Le phénomène non gouvernemental est à replacer dans un contexte particulier : celui de la mondialisation et de l'ère post-guerre froide. C'est en effet au moment où s'épuise la vision bilatérale du monde, à la fin des années 1980, que les ONG connaissent leur apogée médiatique. A l'époque, de nouveaux concepts tentent de saisir la réalité de ce monde en mutation. Ils opposent aux théories néo-réalistes selon lesquelles les Etats demeurent les seuls acteurs pertinents des relations internationales, une théorie de la transnationalité qui rend compte d'une mutation du mode de régulation à l'échelle internationale. Désormais, les Etats et les organisations internationales ne seraient plus les seuls à mettre en œuvre des politiques; à la logique étatique viendrait se superposer une logique multicentrée qui renvoie à la construction d'un espace transnational. Les ONG appartiennent à cette nouvelle catégorie d'acteurs transnationaux dont l'investissement de l'espace public international échappe au déterminisme des Etats.
Les Organisations Non Gouvernementales sont aujourd'hui de plus en plus nombreuses, certaines de plus en plus grandes et leur notoriété n'a eu de cesse d'augmenter. Très médiatisées, à l'annonce d'une catastrophe humanitaire ce sont des acteurs très attendus par l'opinion publique. Paradoxalement leur définition reste floue et débattue, le champ d'étude est encore à approfondir. Cette défaillance en fait un terme libre d'appropriation si bien que derrière le vocable apparaissent des intentions très diverses. Fleurissent ainsi des ONG unipersonnelles ou MONGOs (« My Own NGO »), de vraies entreprises s'abritant derrière un statut juridique associatif pour mieux pénétrer les marchés et de plus en plus de GONGOs (« Gouvernemental NGOs ») c'est à dire des pseudo ONG créées de toute pièce par les Etats (souvent peu démocratiques).
Les ONG se distinguent des Organisations Internationales Gouvernementales par leur composition par des individus et non par des Etats ou des firmes transnationales, se détournant ainsi d'éventuelles activités lucratives.
Devant les nombreuses définitions nous choisirons de nous baser sur celle développée par Philippe Ryfman, dans son livre intitulé Les ONG, qui s'articule autour de cinq composantes caractéristiques :
· Etre de caractère associatif avec la définition d'un idéal ou d'une conviction dans un but non lucratif et tourné vers le bénéfice d'autrui.

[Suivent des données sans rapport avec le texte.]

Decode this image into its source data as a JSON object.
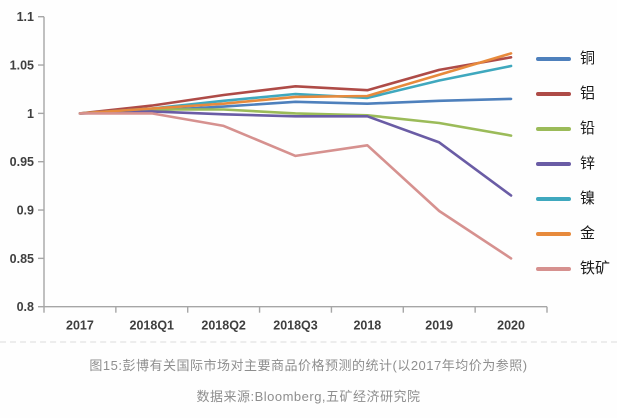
{
  "figure": {
    "caption": "图15:彭博有关国际市场对主要商品价格预测的统计(以2017年均价为参照)",
    "source": "数据来源:Bloomberg,五矿经济研究院"
  },
  "chart_data": {
    "type": "line",
    "title": "",
    "xlabel": "",
    "ylabel": "",
    "categories": [
      "2017",
      "2018Q1",
      "2018Q2",
      "2018Q3",
      "2018",
      "2019",
      "2020"
    ],
    "series": [
      {
        "name": "铜",
        "color": "#4E80BC",
        "values": [
          1.0,
          1.003,
          1.007,
          1.012,
          1.01,
          1.013,
          1.015
        ]
      },
      {
        "name": "铝",
        "color": "#AE4B47",
        "values": [
          1.0,
          1.008,
          1.019,
          1.028,
          1.024,
          1.045,
          1.058
        ]
      },
      {
        "name": "铅",
        "color": "#9BBB59",
        "values": [
          1.0,
          1.004,
          1.004,
          1.0,
          0.998,
          0.99,
          0.977
        ]
      },
      {
        "name": "锌",
        "color": "#6A5CA5",
        "values": [
          1.0,
          1.002,
          0.999,
          0.997,
          0.997,
          0.97,
          0.915
        ]
      },
      {
        "name": "镍",
        "color": "#3FA8BE",
        "values": [
          1.0,
          1.005,
          1.013,
          1.02,
          1.016,
          1.034,
          1.049
        ]
      },
      {
        "name": "金",
        "color": "#E78A3C",
        "values": [
          1.0,
          1.005,
          1.01,
          1.017,
          1.018,
          1.04,
          1.062
        ]
      },
      {
        "name": "铁矿",
        "color": "#D6918F",
        "values": [
          1.0,
          1.0,
          0.987,
          0.956,
          0.967,
          0.899,
          0.85
        ]
      }
    ],
    "ylim": [
      0.8,
      1.1
    ],
    "ytick_step": 0.05,
    "ytick_labels": [
      "1.1",
      "1.05",
      "1",
      "0.95",
      "0.9",
      "0.85",
      "0.8"
    ],
    "grid": false,
    "legend_position": "right",
    "axis_color": "#A6A6A6",
    "tick_label_color": "#3F3F3F",
    "baseline_value": 1.0
  }
}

· Etre de la forme juridique particulière correspondant au terme « d'association » ou « d'organisation non lucrative » en rigueur dans le pays d'origine.
· Entretenir un rapport avec les puissances publiques comme privées tant au niveau national qu'international mais selon une visée autonome, à savoir que l'Etat ne doit pas être à l'origine de sa création ni la domestiquer.
· Faire référence à des valeurs et avoir une volonté d'action citoyenne dans un cadre démocratique.
· Etre de caractère transnational. (Nous préciserons quand il s'agit d'ONG d'ampleur national, local ou internationale)
Si la définition du terme ONG varie souvent selon les auteurs, ce terme désigne généralement des organisations composées d'individus qui se regroupent volontairement en associations pour poursuivre des objectifs communs et non lucratifs. Aujourd'hui regroupées sous la même terminologie, des organisations de défense des droits de l'homme, des organisations de développement, des associations caritatives, des urgentistes, des défenseurs de l'environnement mettent leurs compétences au service d'un idéal dit « humanitaire » ou de « solidarité » à travers lequel se voient recyclées différentes traditions idéologiques : charité chrétienne, militantisme social-chrétien, tiers-mondisme, internationalisme, humanisme républicain ou environnementalisme. Notons qu'en France, le terme ONG renvoie exclusivement à des organisations de solidarité, contrairement au terme anglo-saxon NGO qui désigne toute organisation qui n'est pas gouvernementale, qu'il s'agisse d'une organisation terroriste ou d'une association de solidarité.
A l'heure actuelle, une multitude d'ONG est ainsi présente sur la scène mondiale et leur action ne peut être ignorée par les Etats. Il s'est en effet constitué un espace d'interaction entre les ONG et l'Etat. Animée par une mission d'intérêt public, l'action des ONG vient croiser l'action publique à l'échelle internationale et nationale. C'est pourquoi, les ONG ont pour réputation de concurrencer l'Etat sur son domaine de prédilection, la politique internationale, mais aussi de transgresser sa souveraineté et sa compétence territoriale. Cependant, les ONG représentent-elles réellement des adversaires ou des rivaux pour les Etats et ont-elles réellement participé au recul de l'Etat sur la scène internationale ? (I) Ou bien travaillent-elles au contraire de concert avec lui ? (II)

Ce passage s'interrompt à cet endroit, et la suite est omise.